Traffic accidents are correspondingly a major cause of death and disability.

The statistic of only about 61 1/2 years life expectancy for males (and about 74 for females) is credible, and shocking.

These problems can be solved, but not in short order. On the other hand, the Soviet Union fought WW2 with strong personnel resources even though famine, alcohol and state terror had badly hurt the population in the inter-war years.

Manpower available for military service (age 16-49):
36.2 million males, 37 million females

Manpower fit for military service:
21.1 million males, 28 million females

Manpower reaching militarily significant age annually:
0.74 million males, 0.71 million females
(rounded, CIA World Factbook)

There's plenty manpower for military service, but the situation is rather poor from a workforce point of view.

- - - - -

Russia seems to have the ingredients for a quite prosperous future, including the groundwork for education, science and engineering and lots of natural resources.

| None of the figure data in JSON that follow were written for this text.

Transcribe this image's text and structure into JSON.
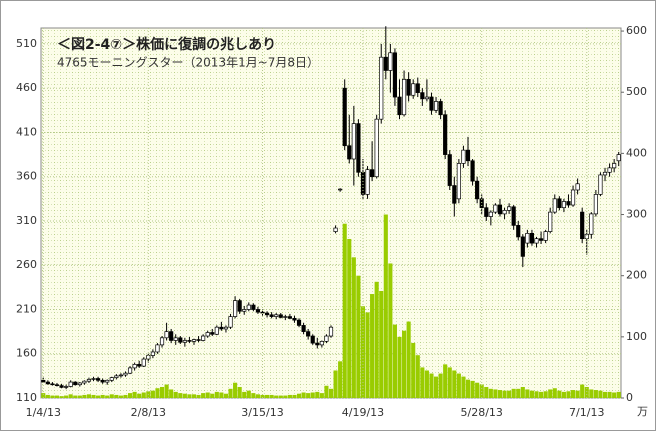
{
  "chart_data": {
    "type": "candlestick",
    "title": "＜図2-4⑦＞株価に復調の兆しあり",
    "subtitle": "4765モーニングスター（2013年1月~7月8日）",
    "y2_unit": "万",
    "categories": [
      "1/4/13",
      null,
      null,
      null,
      null,
      null,
      null,
      null,
      null,
      null,
      null,
      null,
      null,
      null,
      null,
      null,
      null,
      null,
      null,
      null,
      null,
      null,
      null,
      "2/8/13",
      null,
      null,
      null,
      null,
      null,
      null,
      null,
      null,
      null,
      null,
      null,
      null,
      null,
      null,
      null,
      null,
      null,
      null,
      null,
      null,
      null,
      null,
      null,
      null,
      "3/15/13",
      null,
      null,
      null,
      null,
      null,
      null,
      null,
      null,
      null,
      null,
      null,
      null,
      null,
      null,
      null,
      null,
      null,
      null,
      null,
      null,
      null,
      "4/19/13",
      null,
      null,
      null,
      null,
      null,
      null,
      null,
      null,
      null,
      null,
      null,
      null,
      null,
      null,
      null,
      null,
      null,
      null,
      null,
      null,
      null,
      null,
      null,
      null,
      null,
      "5/28/13",
      null,
      null,
      null,
      null,
      null,
      null,
      null,
      null,
      null,
      null,
      null,
      null,
      null,
      null,
      null,
      null,
      null,
      null,
      null,
      null,
      null,
      null,
      "7/1/13",
      null,
      null,
      null,
      null,
      null,
      null,
      null
    ],
    "open": [
      130,
      128,
      126,
      125,
      124,
      122,
      123,
      128,
      125,
      127,
      129,
      131,
      132,
      130,
      128,
      130,
      133,
      135,
      136,
      138,
      144,
      148,
      146,
      154,
      158,
      162,
      170,
      178,
      185,
      175,
      178,
      173,
      175,
      174,
      176,
      175,
      180,
      184,
      182,
      190,
      188,
      190,
      202,
      220,
      208,
      210,
      215,
      210,
      207,
      206,
      204,
      202,
      204,
      201,
      202,
      200,
      198,
      192,
      185,
      180,
      172,
      170,
      174,
      180,
      298,
      345,
      460,
      395,
      380,
      420,
      365,
      340,
      368,
      360,
      425,
      495,
      480,
      500,
      450,
      430,
      470,
      452,
      465,
      455,
      448,
      450,
      435,
      445,
      430,
      385,
      350,
      335,
      375,
      390,
      378,
      355,
      335,
      325,
      315,
      320,
      328,
      318,
      322,
      326,
      305,
      292,
      285,
      296,
      285,
      290,
      288,
      298,
      320,
      335,
      325,
      332,
      328,
      345,
      320,
      290,
      295,
      318,
      340,
      362,
      365,
      370,
      378
    ],
    "high": [
      133,
      130,
      128,
      127,
      126,
      125,
      130,
      129,
      128,
      130,
      133,
      134,
      134,
      132,
      131,
      134,
      137,
      138,
      140,
      146,
      150,
      152,
      156,
      160,
      165,
      172,
      180,
      195,
      188,
      182,
      180,
      178,
      179,
      177,
      180,
      182,
      186,
      188,
      192,
      196,
      192,
      205,
      225,
      222,
      214,
      218,
      217,
      213,
      210,
      208,
      207,
      206,
      206,
      204,
      205,
      203,
      200,
      195,
      188,
      182,
      178,
      175,
      182,
      192,
      305,
      347,
      470,
      430,
      440,
      425,
      380,
      372,
      400,
      430,
      510,
      530,
      510,
      505,
      470,
      480,
      478,
      470,
      472,
      460,
      470,
      455,
      450,
      448,
      435,
      390,
      360,
      380,
      395,
      405,
      380,
      360,
      340,
      330,
      322,
      330,
      335,
      325,
      330,
      328,
      310,
      295,
      300,
      300,
      292,
      298,
      300,
      325,
      340,
      338,
      335,
      340,
      350,
      358,
      325,
      300,
      320,
      345,
      365,
      370,
      375,
      380,
      388
    ],
    "low": [
      127,
      125,
      124,
      123,
      121,
      120,
      122,
      124,
      123,
      125,
      127,
      129,
      128,
      126,
      125,
      128,
      131,
      133,
      134,
      137,
      141,
      144,
      145,
      150,
      155,
      160,
      167,
      175,
      172,
      170,
      171,
      168,
      172,
      170,
      173,
      174,
      178,
      180,
      181,
      186,
      184,
      188,
      200,
      205,
      204,
      208,
      208,
      205,
      203,
      201,
      200,
      199,
      200,
      198,
      199,
      195,
      190,
      182,
      176,
      170,
      166,
      167,
      172,
      178,
      296,
      343,
      390,
      375,
      350,
      360,
      335,
      335,
      355,
      358,
      420,
      470,
      455,
      440,
      425,
      428,
      445,
      448,
      450,
      440,
      445,
      430,
      432,
      425,
      380,
      345,
      315,
      330,
      370,
      372,
      350,
      330,
      318,
      310,
      305,
      318,
      315,
      312,
      318,
      300,
      288,
      258,
      280,
      282,
      280,
      284,
      285,
      296,
      318,
      322,
      320,
      325,
      326,
      340,
      285,
      272,
      290,
      315,
      338,
      355,
      360,
      365,
      372
    ],
    "close": [
      128,
      126,
      125,
      124,
      122,
      123,
      128,
      125,
      127,
      129,
      131,
      132,
      130,
      128,
      130,
      133,
      135,
      136,
      138,
      144,
      148,
      146,
      154,
      158,
      162,
      170,
      178,
      185,
      175,
      178,
      173,
      175,
      174,
      176,
      175,
      180,
      184,
      182,
      190,
      188,
      190,
      202,
      220,
      208,
      210,
      215,
      210,
      207,
      206,
      204,
      202,
      204,
      201,
      202,
      200,
      198,
      192,
      185,
      180,
      172,
      170,
      174,
      180,
      190,
      302,
      346,
      395,
      380,
      420,
      365,
      340,
      368,
      360,
      425,
      495,
      480,
      500,
      450,
      430,
      470,
      452,
      465,
      455,
      448,
      450,
      435,
      445,
      430,
      385,
      350,
      330,
      375,
      390,
      378,
      355,
      335,
      325,
      315,
      320,
      328,
      318,
      322,
      326,
      305,
      292,
      270,
      296,
      285,
      290,
      288,
      298,
      320,
      335,
      325,
      332,
      328,
      345,
      352,
      290,
      295,
      318,
      340,
      362,
      365,
      370,
      375,
      385
    ],
    "volume": [
      8,
      5,
      4,
      4,
      3,
      4,
      6,
      4,
      4,
      5,
      6,
      5,
      4,
      5,
      4,
      6,
      5,
      4,
      5,
      8,
      10,
      7,
      9,
      11,
      12,
      16,
      18,
      22,
      14,
      10,
      8,
      7,
      6,
      6,
      5,
      8,
      9,
      7,
      10,
      9,
      7,
      15,
      25,
      18,
      10,
      12,
      8,
      6,
      5,
      5,
      5,
      4,
      4,
      4,
      5,
      5,
      7,
      9,
      8,
      9,
      10,
      8,
      20,
      15,
      45,
      60,
      285,
      260,
      230,
      200,
      150,
      140,
      170,
      190,
      175,
      300,
      220,
      120,
      100,
      110,
      125,
      90,
      70,
      50,
      45,
      40,
      35,
      40,
      55,
      50,
      45,
      40,
      35,
      30,
      28,
      25,
      22,
      18,
      15,
      14,
      13,
      12,
      12,
      15,
      15,
      18,
      14,
      12,
      11,
      10,
      11,
      14,
      16,
      12,
      10,
      11,
      13,
      12,
      22,
      18,
      14,
      13,
      12,
      10,
      10,
      9,
      10
    ],
    "ylim": [
      110,
      528
    ],
    "yticks": [
      110,
      160,
      210,
      260,
      310,
      360,
      410,
      460,
      510
    ],
    "y2lim": [
      0,
      605
    ],
    "y2ticks": [
      0,
      100,
      200,
      300,
      400,
      500,
      600
    ],
    "up_color": "#ffffff",
    "down_color": "#000000",
    "volume_color": "#99cc00",
    "grid": true
  }
}
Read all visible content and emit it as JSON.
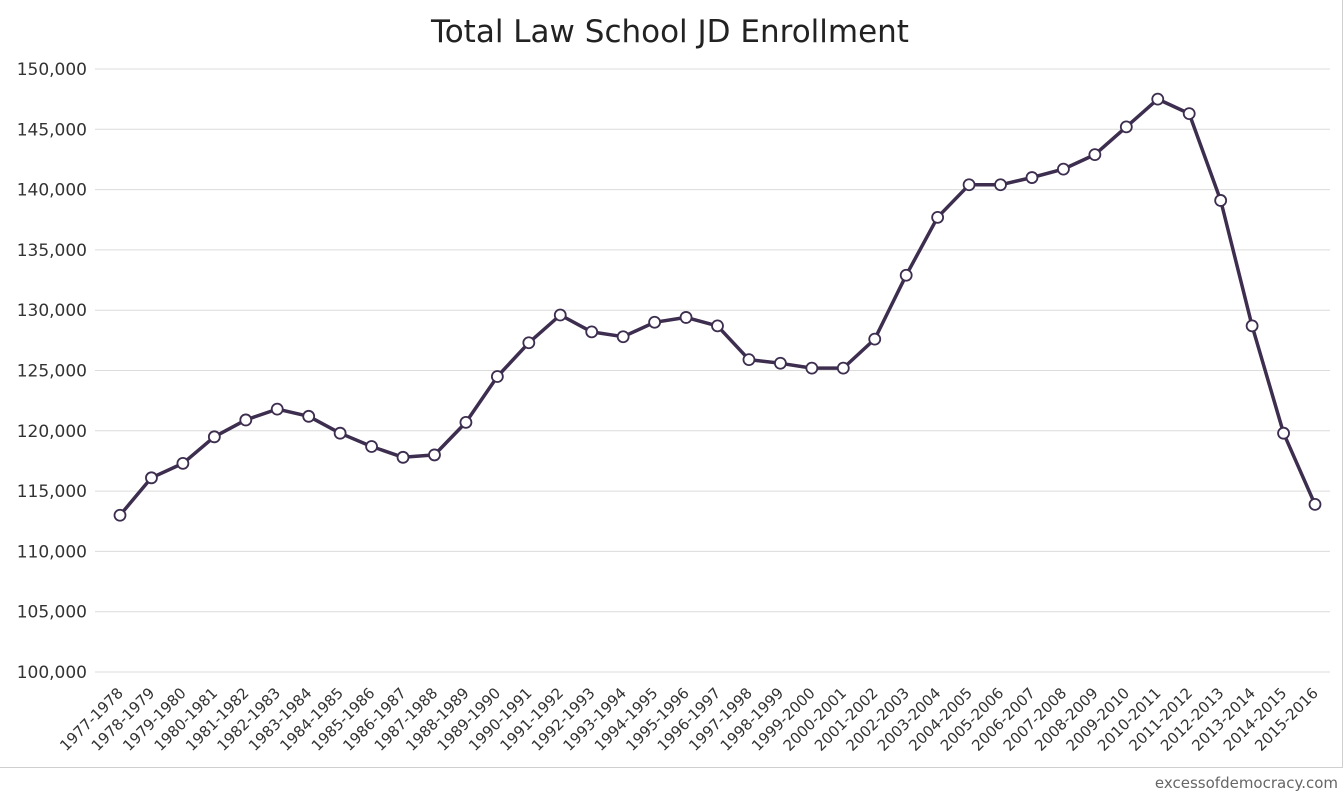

Its population is large, but not overwhelmingly large.
The next two decades (especially the next one) will be very important for its further development and standing. Seriously; they cannot afford the waste of resources that a major war would cause.
I personally hope that Western diplomats and governments have figured out Putin's long-term strategy better than the Western public has. This strategy for the nation's development (I assume he has one) will be extremely important for Russia and therefore also for Europe.
I think he neglected the industrial development in the past, with too much nepotism and emphasis on a strong state (instead of strong & healthy economy).

I do always keep in mind the historical precedent of Germany 1932-1939: It recovered from a terrible economic crisis and turned into a military powerhouse in just seven years. The Western powers were burdened by public debt while Germany had de-valued its WWI debt by hyper-inflation during the 20's.



Europe is really in a lucky situation. Its only credible conventional war threat is weakened for several years to come. Not entirely harmless, but badly weakened. Historical precedents point out that the picture could change in a matter of five to ten years, but the situation allows for a relaxed vigilance.